Comment by wvenable

5 hours ago

Blame the Unicode consortium for not coming up UTF-8 first (or, really, at all). And for assuming that 65526 code points would be enough for everyone.

So many problems could be solved with a time machine.

4 comments

wvenable

kstrauser 4 hours ago

The first draft of Unicode was in 1988. Thompson and Pike came up with UTF-8 in 1992, made an RFC in 1998. UTF-16 came along in 1996, made an RFC in 2000.

The time machine would've involved Microsoft saying "it's clear now that USC-2 was a bad idea, so let's start migrating to something genuinely better".

wvenable 22 minutes ago

I don't think it was clear at the time that UTF-8 would take off. UCS-2 and then UTF-16 was well established by 2000 in both Microsoft technologies and elsewhere (like Java).
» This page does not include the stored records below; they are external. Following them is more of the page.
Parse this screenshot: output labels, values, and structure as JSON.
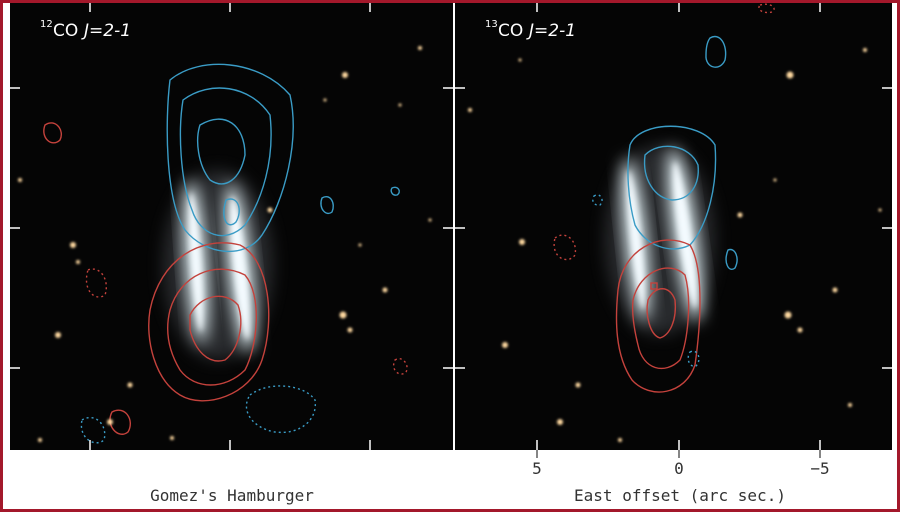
{
  "panels": [
    {
      "label": {
        "isotope": "12",
        "molecule": "CO",
        "transition": "J=2-1"
      }
    },
    {
      "label": {
        "isotope": "13",
        "molecule": "CO",
        "transition": "J=2-1"
      }
    }
  ],
  "caption": "Gomez's Hamburger",
  "x_axis": {
    "title": "East offset (arc sec.)",
    "tick_labels": [
      "5",
      "0",
      "−5"
    ]
  }
}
Linux, despite the existence of UTF-8, would still take years to get acceptable internationalization support. Developing good and secure internationalization is a hard problem -- it took a long time for everyone.
It's now 2026, everything always looks different in hindsight.
gpvos 2 hours ago
MS could easily have added proper UTF-8 support in the early 2000s instead of the late 2010s.
- kstrauser 1 hour ago
  
  Yep. It would've been a better landing pad than UTF-16 since they had to migrate off UCS-2 anyway.